Downsizing and upgrading: A manufacturing firm’s move to electronic distribution of documents
Robert Patrick Bergland
- School: Purdue University (0183)
- Degree: Ph.D.
- Date: 2002; pp: 243
- Advisor: Sullivan, Patricia
- Source: DAI-A 64/09, p. 3275, Mar 2004
- Subjects: Language, Rhetoric And Composition (0681); Business Administration, Management (0454)

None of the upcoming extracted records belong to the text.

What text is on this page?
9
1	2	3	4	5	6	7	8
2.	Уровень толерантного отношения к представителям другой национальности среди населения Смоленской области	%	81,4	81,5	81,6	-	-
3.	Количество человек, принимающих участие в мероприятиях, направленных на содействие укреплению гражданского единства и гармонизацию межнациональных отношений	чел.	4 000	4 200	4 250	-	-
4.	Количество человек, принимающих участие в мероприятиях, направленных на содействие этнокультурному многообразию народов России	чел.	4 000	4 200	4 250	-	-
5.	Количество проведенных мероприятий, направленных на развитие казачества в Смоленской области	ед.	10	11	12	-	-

- ProQuest Document Number:
- ISBN: 0-496-52476-1
- UMI Number: AAT 3104909
- The dissertation is an ethnographic study of the company/customer culture at an electric meter manufacturing plant from early 1995 to summer of 1997. The study focuses on the document production and distribution methods before and after layoffs in the mid-1990s. The company at its peak employed a many document specialists, but by mid-1995, none of those positions existed at the company, and the company planned to employ electronic publishing. The dissertation outlines the history of document production and distribution from 1970–1997 and analyzes the company’s decision to distribute its documents electronically. A survey of customers revealed their capabilities and preferences for receiving documents. The company-customer culture is largely viewed through the theoretical lens of Feenberg’s critical theory of technology. I show how the company took an instrumentalist view of the technology. In doing so, the company ignored the culture and literacy level of its customers. Had the company espoused a critical theory of technology, the result might have been more positive for the company and for the customers. I also examine the decision-making process and failure to implement an electronic publishing system from a literacy standpoint, looking at how those in power to make the electronic publishing decisions had a very low level of literacy in that area. In that same context, I discuss downsizing and deskilling and the role of the technical communicator and technical communication in workplace settings such as this.